By Renita D. Young
CHICAGO (Reuters) - First lady Michelle Obama choked up on Wednesday as she recalled the life of a recent teenage murder victim, a girl from Chicago just like her, but who did not get to grow up.
Obama was in her hometown to join Mayor Rahm Emanuel in urging the business community to help raise $50 million for anti-violence youth programs in the city.
The first lady said that as a native of the city, she could relate to Chicago's youth, particularly 15-year-old honor student Hadiya Pendleton.
The girl was shot and killed in a park a week after performing with her high school band as part of President Barack Obama's inauguration festivities on January 21. The shooting took place about a mile from the Obamas' South Side Chicago home.
"Hadiya Pendleton was me, and I was her. But I got to grow up," Obama said, choking up as she talked about the teenager in her address to about 800 business and community leaders at a downtown Chicago hotel. Pendleton's parents, as well as parents of other children who died as a result of Chicago gun violence, attended the event.
Youth violence in Chicago has received national attention - with 506 primarily gun-related homicides in the city last year, an increase of 17 percent over 2011.
The massacre of 20 students and six adults at an elementary school in Newtown, Connecticut, last December prompted the president to push for new gun-control legislation. Michelle Obama's visit to Chicago was seen as part of that campaign.
"Right now, my husband is fighting as hard as he can and engaging as many people as he can to pass common-sense reforms to protect our children from gun violence," Michelle Obama said. "And these reforms deserve a vote in Congress."

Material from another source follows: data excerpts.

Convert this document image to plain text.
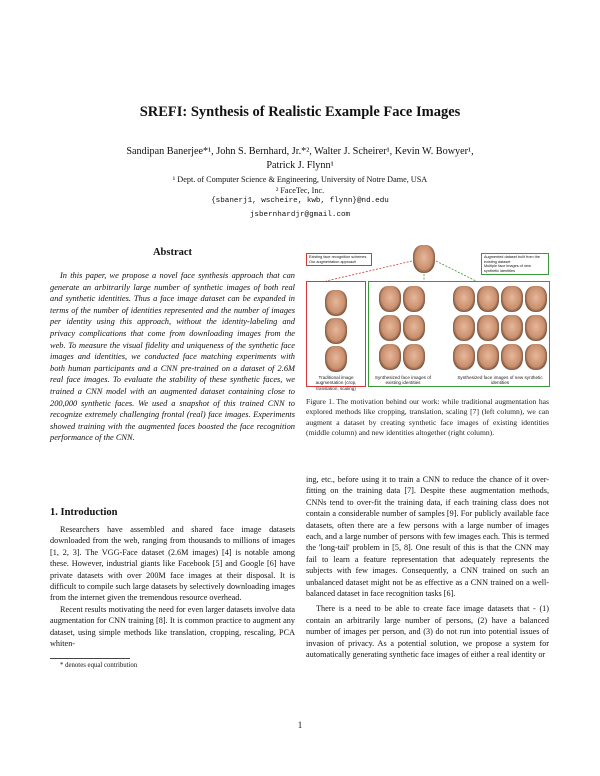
SREFI: Synthesis of Realistic Example Face Images
Sandipan Banerjee*¹, John S. Bernhard, Jr.*², Walter J. Scheirer¹, Kevin W. Bowyer¹,
Patrick J. Flynn¹
¹ Dept. of Computer Science & Engineering, University of Notre Dame, USA
² FaceTec, Inc.
{sbanerj1, wscheire, kwb, flynn}@nd.edu
jsbernhardjr@gmail.com
Abstract
In this paper, we propose a novel face synthesis approach that can generate an arbitrarily large number of synthetic images of both real and synthetic identities. Thus a face image dataset can be expanded in terms of the number of identities represented and the number of images per identity using this approach, without the identity-labeling and privacy complications that come from downloading images from the web. To measure the visual fidelity and uniqueness of the synthetic face images and identities, we conducted face matching experiments with both human participants and a CNN pre-trained on a dataset of 2.6M real face images. To evaluate the stability of these synthetic faces, we trained a CNN model with an augmented dataset containing close to 200,000 synthetic faces. We used a snapshot of this trained CNN to recognize extremely challenging frontal (real) face images. Experiments showed training with the augmented faces boosted the face recognition performance of the CNN.
1. Introduction

Researchers have assembled and shared face image datasets downloaded from the web, ranging from thousands to millions of images [1, 2, 3]. The VGG-Face dataset (2.6M images) [4] is notable among these. However, industrial giants like Facebook [5] and Google [6] have private datasets with over 200M face images at their disposal. It is difficult to compile such large datasets by selectively downloading images from the internet given the tremendous resource overhead.

Recent results motivating the need for even larger datasets involve data augmentation for CNN training [8]. It is common practice to augment any dataset, using simple methods like translation, cropping, rescaling, PCA whiten-

* denotes equal contribution
Existing face recognition schemes
Our augmentation approach
Augmented dataset built from the existing dataset
Multiple face images of new synthetic identities
Traditional image augmentation (crop, translation, scaling)
Synthesized face images of existing identities
Synthesized face images of new synthetic identities
Figure 1. The motivation behind our work: while traditional augmentation has explored methods like cropping, translation, scaling [7] (left column), we can augment a dataset by creating synthetic face images of existing identities (middle column) and new identities altogether (right column).

ing, etc., before using it to train a CNN to reduce the chance of it over-fitting on the training data [7]. Despite these augmentation methods, CNNs tend to over-fit the training data, if each training class does not contain a considerable number of samples [9]. For publicly available face datasets, often there are a few persons with a large number of images each, and a large number of persons with few images each. This is termed the 'long-tail' problem in [5, 8]. One result of this is that the CNN may fail to learn a feature representation that adequately represents the subjects with few images. Consequently, a CNN trained on such an unbalanced dataset might not be as effective as a CNN trained on a well-balanced dataset in face recognition tasks [6].

There is a need to be able to create face image datasets that - (1) contain an arbitrarily large number of persons, (2) have a balanced number of images per person, and (3) do not run into potential issues of invasion of privacy. As a potential solution, we propose a system for automatically generating synthetic face images of either a real identity or

1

The administration is struggling to gain support from lawmakers for proposals to expand background checks for gun buyers and ban assault-style weapons and high-capacity ammunition magazines in the face of opposition by gun rights groups such as the National Rifle Association.
The first lady also met with students at Harper High School, a South Side public school that has seen 29 current and former students shot in the past year. Eight of them died.
"In this world today, if you stay focused you can make it happen," she told students. "The best thing you can do in life is really be serious about education. I'm not going to talk. Ask me whatever you want to know."
Emanuel wants to raise $50 million to create and maintain programs for at-risk youth. Led by Allstate Chief Executive Thomas Wilson and Loop Capital Chief Executive James Reynolds, Jr., the committee is now at $33 million with investments from Allstate, the MacArthur Foundation and other local and national organizations.